Ritrovato senza vita il 14enne danese scomparso in mare

corpo ritrovato noto

Il corpo era incastrato tra gli scogli davanti al lido di Eloro. Giorni di ricerche senza sosta dopo l’onda anomala che lo aveva travolto.

La costa di Noto è avvolta dal dolore dopo il ritrovamento del corpo del quattordicenne danese scomparso venerdì mentre faceva il bagno davanti alla spiaggia di Eloro. Il giovane è stato individuato poche ore fa dai vigili del fuoco, incastrato tra gli scogli nello specchio d’acqua antistante il lido. Si spengono così giorni di speranza e di ricerche incessanti avviate subito dopo la scomparsa. Secondo la prima ricostruzione, il ragazzo era in vacanza con la famiglia e stava trascorrendo una giornata al mare. In acqua con un’amica coetanea, è stato travolto da un improvviso moto ondoso: la ragazza è riuscita a mettersi in salvo, mentre lui è stato risucchiato dalle correnti e perso di vista.
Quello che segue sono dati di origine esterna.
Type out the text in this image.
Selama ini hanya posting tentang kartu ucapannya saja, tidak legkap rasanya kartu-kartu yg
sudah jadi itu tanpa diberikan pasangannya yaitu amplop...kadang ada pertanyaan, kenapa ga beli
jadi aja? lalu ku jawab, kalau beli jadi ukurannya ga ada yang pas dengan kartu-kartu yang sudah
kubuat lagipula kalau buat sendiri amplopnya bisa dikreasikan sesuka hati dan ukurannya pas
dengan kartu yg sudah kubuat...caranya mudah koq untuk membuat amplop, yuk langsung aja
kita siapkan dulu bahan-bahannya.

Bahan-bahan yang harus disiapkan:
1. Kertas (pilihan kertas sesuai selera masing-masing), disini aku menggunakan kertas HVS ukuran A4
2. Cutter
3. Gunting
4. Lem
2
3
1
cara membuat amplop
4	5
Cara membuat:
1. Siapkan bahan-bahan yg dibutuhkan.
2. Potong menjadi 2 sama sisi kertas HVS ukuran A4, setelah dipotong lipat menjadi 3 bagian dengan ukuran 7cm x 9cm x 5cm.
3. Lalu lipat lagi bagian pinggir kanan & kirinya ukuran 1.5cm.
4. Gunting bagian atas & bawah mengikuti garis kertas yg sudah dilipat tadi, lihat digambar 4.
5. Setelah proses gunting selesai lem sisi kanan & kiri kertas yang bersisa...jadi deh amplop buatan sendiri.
Da quel momento è scattata una vasta operazione di ricerca coordinata dalle autorità. Per quattro giorni si sono alternati elicotteri, sommozzatori, motovedette della Guardia Costiera, droni e volontari. In campo anche l’associazione Volontari Città di Noto, con mezzi aerei e terrestri. Uno sforzo collettivo che non è riuscito a evitare il tragico epilogo.